Harvard Heart Letter

Ask the doctor: Do beta blockers and ACE inhibitors help or harm the heart?

Ask the doctor

Do beta blockers and ACE inhibitors help or harm the heart?

Q. Is my long-term use of beta blockers and ACE inhibitors setting me up for heart failure? As I understand it, these drugs reduce my heart's pumping power and keep my heart rate low. If the heart is a muscle, and muscles are strengthened by exercise, won't slowing the heart and making it pump with less power weaken it? If that's the case, isn't this a prescription for heart failure?

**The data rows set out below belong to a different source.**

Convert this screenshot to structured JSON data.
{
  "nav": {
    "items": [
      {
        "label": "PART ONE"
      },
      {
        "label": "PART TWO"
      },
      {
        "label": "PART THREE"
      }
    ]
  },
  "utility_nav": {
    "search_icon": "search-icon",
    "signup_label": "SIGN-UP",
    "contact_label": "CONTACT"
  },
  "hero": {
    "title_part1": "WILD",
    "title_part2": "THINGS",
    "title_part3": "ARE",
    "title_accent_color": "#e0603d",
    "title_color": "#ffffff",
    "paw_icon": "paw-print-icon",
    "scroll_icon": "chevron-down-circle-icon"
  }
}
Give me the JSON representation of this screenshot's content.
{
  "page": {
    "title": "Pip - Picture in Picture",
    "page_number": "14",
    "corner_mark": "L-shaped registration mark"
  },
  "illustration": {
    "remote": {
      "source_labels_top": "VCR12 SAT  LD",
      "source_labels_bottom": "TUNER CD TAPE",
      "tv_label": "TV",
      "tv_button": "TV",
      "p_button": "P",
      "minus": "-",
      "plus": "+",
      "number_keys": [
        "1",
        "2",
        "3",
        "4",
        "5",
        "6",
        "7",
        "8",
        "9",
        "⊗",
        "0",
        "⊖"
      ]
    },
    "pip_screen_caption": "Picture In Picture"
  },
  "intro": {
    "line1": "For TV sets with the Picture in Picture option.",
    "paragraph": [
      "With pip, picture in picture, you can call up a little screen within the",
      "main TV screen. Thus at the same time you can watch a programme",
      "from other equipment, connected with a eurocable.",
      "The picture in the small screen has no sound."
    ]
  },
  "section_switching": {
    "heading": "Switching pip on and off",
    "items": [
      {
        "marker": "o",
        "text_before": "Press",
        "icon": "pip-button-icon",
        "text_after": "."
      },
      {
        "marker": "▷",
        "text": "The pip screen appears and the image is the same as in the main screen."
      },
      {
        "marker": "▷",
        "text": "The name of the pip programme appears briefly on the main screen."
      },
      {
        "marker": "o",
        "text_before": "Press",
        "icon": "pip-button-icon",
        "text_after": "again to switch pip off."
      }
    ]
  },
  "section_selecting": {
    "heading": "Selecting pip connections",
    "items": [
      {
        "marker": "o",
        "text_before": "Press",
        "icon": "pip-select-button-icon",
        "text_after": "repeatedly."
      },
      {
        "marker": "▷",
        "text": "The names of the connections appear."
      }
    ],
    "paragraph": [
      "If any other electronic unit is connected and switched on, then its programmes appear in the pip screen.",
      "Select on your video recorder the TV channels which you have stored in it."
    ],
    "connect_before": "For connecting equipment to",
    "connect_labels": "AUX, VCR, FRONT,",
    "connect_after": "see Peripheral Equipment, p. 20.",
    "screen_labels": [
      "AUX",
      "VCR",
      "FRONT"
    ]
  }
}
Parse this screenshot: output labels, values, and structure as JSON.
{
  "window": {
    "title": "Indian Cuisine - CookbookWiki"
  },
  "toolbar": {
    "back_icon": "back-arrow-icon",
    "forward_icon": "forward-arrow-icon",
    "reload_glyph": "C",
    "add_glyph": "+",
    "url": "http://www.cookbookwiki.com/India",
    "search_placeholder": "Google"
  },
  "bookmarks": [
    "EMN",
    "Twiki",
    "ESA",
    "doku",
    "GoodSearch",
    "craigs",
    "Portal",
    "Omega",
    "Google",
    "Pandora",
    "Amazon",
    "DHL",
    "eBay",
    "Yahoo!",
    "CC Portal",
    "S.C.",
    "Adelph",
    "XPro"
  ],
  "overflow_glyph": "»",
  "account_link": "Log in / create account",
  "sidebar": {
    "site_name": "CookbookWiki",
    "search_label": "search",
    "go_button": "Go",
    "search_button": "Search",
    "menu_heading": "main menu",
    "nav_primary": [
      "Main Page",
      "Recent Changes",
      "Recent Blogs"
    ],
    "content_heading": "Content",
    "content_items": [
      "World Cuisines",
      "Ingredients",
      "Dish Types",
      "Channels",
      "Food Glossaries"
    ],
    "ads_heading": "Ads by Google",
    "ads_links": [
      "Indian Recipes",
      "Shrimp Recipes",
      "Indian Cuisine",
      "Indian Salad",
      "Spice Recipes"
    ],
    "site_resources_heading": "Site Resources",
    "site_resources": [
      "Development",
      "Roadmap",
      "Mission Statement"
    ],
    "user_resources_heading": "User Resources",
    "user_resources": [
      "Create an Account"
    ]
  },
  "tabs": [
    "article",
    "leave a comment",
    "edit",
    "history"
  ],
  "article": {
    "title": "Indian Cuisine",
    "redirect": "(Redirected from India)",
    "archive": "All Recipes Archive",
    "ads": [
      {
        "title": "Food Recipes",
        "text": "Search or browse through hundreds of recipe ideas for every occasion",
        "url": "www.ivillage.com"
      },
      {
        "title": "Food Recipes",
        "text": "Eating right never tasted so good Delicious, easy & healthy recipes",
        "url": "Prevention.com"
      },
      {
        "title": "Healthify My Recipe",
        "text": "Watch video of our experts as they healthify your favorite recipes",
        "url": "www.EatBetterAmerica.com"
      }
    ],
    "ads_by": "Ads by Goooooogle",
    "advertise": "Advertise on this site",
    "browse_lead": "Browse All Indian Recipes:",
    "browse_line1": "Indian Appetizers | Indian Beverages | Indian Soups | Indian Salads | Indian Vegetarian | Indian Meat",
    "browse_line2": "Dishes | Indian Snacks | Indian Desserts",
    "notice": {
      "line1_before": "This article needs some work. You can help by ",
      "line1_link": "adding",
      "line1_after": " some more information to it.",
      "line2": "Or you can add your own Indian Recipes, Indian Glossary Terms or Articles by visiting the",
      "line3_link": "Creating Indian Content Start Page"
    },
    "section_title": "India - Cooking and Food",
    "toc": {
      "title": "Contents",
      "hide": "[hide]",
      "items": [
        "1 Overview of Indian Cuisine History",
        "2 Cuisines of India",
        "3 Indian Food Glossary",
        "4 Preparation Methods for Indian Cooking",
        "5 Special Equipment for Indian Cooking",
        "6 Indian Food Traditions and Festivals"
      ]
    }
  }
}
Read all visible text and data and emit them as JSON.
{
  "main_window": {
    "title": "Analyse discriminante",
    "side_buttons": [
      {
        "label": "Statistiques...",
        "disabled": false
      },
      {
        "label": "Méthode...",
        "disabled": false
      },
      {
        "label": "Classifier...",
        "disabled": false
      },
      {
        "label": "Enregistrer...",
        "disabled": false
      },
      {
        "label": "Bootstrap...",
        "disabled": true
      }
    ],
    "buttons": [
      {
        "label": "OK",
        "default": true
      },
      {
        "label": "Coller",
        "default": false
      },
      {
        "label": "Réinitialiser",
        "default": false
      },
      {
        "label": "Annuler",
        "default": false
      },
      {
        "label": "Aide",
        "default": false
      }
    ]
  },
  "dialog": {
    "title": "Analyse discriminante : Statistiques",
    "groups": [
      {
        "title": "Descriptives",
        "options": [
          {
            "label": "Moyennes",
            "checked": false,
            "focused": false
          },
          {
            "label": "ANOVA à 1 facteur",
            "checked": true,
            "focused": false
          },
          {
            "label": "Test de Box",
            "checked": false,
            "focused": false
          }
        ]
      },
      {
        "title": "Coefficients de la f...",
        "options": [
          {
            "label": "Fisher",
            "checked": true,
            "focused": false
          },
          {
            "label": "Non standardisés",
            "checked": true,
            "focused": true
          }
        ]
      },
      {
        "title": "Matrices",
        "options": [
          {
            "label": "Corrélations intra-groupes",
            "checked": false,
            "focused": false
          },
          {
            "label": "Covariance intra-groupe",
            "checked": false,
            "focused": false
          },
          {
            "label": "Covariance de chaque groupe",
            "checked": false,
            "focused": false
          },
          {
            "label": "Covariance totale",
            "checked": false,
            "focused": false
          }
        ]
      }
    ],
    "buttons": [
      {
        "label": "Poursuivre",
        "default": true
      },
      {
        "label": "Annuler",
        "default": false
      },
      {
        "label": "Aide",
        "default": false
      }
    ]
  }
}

A. Big muscles may be fine for your arms and legs, but when it comes to your heart, you are much better off with chamber walls that aren't too thick and muscular from pumping against high blood pressure. The arteries that supply the heart with oxygen and nutrients run along the heart's outside wall. Blood flows into the heart muscle via small vessels that penetrate into the muscular walls. The thicker the heart, the more difficult it is for blood to reach the innermost portions of the muscle. By opening up your body's arteries, ACE inhibitors lower blood pressure. This keeps your heart muscle from "bulking up," which helps your heart stay healthier.

As you mentioned, beta blockers slow the heart rate. For many people, that is actually a good thing. Every time the heart contracts, blood flow temporarily stops in the small vessels that supply heart cells with oxygenated blood. It resumes when the heart relaxes. So the faster your heart beats, the less time there is between beats, which makes it harder for blood to flow into the more remote parts of your heart muscle. By slowing the heart rate, beta blockers allow for longer spans of blood flow. These drugs also keep the muscle from wearing out because of too much intense activity.